From: Alexey Dobriyan
Date: Sun Dec 03 2023 - 07:00:56 EST


On Sat, Dec 02, 2023 at 02:23:59PM +0100, Willy Tarreau wrote:
> Hi Alexey,
>
> On Sat, Dec 02, 2023 at 03:45:13PM +0300, Alexey Dobriyan wrote:
> > Just jump into _start_c, it is not going to return anyway.
>
> Thanks, but what's upper in the stack there ?

argc

(gdb) break _start
(gdb) run

(gdb) x/20gx $sp
0x7fffffffdae0: 0x0000000000000004 0x00007fffffffdf33
0x7fffffffdaf0: 0x00007fffffffdf49 0x00007fffffffdf4b
0x7fffffffdb00: 0x00007fffffffdf4d 0x0000000000000000
0x7fffffffdb10: 0x00007fffffffdf4f 0x00007fffffffdf70
0x7fffffffdb20: 0x00007fffffffdf80 0x00007fffffffdfce

(gdb) x/s 0x00007fffffffdf33
0x7fffffffdf33: "/home/ad/s-test/a.out"

> I'm trying to make sure
> that if _start_c returns we don't get a random behavior.

Yes, it should segfault executing from very small address.
I tested with

.intel_syntax noprefix
.globl _start
_start:
ret
mov eax, 231
xor edi, edi
syscall

> If we get a
> systematic crash (e.g. 0 always there) that's fine, what would be
> annoying would be random infinite loops etc.
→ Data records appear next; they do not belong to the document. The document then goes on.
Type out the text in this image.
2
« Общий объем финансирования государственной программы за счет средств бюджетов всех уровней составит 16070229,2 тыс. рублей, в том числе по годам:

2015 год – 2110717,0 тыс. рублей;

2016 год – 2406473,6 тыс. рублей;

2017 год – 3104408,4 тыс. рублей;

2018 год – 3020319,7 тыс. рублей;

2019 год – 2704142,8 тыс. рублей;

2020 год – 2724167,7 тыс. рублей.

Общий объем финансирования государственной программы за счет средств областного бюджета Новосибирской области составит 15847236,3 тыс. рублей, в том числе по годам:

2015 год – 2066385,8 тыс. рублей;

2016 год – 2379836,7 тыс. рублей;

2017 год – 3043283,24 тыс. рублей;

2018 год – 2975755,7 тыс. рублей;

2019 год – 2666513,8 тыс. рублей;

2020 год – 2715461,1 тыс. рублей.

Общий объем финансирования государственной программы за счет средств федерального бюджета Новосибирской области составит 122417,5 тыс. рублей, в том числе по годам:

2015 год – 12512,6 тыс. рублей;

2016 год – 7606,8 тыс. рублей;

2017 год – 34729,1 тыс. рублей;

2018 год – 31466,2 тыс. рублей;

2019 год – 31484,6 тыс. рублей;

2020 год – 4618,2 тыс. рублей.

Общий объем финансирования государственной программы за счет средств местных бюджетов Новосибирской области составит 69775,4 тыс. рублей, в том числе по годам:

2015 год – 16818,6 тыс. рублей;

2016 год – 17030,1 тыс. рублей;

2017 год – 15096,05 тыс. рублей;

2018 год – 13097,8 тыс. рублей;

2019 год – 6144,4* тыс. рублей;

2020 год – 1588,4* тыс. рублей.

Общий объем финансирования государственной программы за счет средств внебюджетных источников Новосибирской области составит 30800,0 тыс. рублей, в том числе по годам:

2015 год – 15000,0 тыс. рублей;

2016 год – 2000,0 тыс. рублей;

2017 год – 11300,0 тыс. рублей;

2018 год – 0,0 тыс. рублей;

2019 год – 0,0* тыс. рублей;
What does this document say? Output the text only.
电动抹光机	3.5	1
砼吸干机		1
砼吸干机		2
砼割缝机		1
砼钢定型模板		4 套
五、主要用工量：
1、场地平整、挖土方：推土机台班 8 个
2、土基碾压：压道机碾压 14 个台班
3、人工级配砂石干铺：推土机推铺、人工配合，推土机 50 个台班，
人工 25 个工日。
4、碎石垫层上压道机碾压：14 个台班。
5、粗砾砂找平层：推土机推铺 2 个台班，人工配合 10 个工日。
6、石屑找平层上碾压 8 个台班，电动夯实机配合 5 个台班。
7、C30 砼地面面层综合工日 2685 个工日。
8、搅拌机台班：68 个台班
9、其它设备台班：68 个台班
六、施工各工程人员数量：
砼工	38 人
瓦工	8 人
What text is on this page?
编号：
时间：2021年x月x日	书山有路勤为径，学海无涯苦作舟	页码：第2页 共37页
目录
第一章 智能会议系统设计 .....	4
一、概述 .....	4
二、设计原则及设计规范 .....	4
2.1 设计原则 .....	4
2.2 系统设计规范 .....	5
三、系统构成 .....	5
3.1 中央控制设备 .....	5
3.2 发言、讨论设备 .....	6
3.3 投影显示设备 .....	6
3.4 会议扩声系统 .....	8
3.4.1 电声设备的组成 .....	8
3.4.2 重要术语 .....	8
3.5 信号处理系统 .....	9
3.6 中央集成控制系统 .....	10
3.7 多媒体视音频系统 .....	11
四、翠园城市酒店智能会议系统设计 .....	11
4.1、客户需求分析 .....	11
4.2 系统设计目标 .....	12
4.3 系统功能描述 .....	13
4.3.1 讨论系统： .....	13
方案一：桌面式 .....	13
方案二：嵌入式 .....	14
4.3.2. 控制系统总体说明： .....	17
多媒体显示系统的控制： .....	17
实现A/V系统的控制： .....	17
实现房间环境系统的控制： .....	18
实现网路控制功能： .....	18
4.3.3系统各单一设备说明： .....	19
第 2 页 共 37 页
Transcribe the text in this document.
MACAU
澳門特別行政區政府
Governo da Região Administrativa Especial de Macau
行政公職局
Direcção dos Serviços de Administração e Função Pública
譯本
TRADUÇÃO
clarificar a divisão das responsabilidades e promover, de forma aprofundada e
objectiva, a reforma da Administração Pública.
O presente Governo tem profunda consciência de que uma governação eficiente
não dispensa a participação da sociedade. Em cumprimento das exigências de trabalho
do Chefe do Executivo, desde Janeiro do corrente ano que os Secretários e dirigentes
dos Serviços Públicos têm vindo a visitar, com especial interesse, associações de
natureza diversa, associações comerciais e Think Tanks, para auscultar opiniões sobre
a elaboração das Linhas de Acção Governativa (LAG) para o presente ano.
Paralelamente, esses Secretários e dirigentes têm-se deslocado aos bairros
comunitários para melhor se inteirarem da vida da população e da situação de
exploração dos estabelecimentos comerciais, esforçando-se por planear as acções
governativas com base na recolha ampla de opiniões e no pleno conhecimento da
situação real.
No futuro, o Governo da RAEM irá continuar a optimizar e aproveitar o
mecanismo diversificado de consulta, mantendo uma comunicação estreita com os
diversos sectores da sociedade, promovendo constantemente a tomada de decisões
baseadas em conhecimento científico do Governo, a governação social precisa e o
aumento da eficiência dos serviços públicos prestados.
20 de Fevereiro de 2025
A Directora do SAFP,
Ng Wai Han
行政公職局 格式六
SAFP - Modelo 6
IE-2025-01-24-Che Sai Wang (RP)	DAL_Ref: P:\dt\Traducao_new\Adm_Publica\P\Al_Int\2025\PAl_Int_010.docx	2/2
In the psABI description
> (table 3.9) I'm seeing "undefined" before argc, which I don't find
> much appealing.
>
> > Signed-off-by: Alexey Dobriyan <adobriyan@xxxxxxxxx>
> > ---
> >
> > Also, kernel clears all registers before starting process,
> > I'm not sure why
> >
> > xor ebp, ebp
> >
> > was added.
>
> Hmmm psABI says:
>
> Only the registers listed below have specied values at process entry:
>
> %rbp The content of this register is unspecied at process initialization
> time, but the user code should mark the deepest stack frame by setting
> the frame pointer to zero.
>
> %rsp The stack pointer holds the address of the byte with lowest address
> which is part of the stack. It is guaranteed to be 16-byte aligned at
> process entry.
>
> %rdx a function pointer that the application should register with atexit (BA_OS).
>
> Thus apparently it's documented as being our job to clear it :-/

I meant, ELF loader clears all registers except rsp and aligns the stack to 16 bytes.
There were problems with stack aligning, but registers, I think, were always zeroed.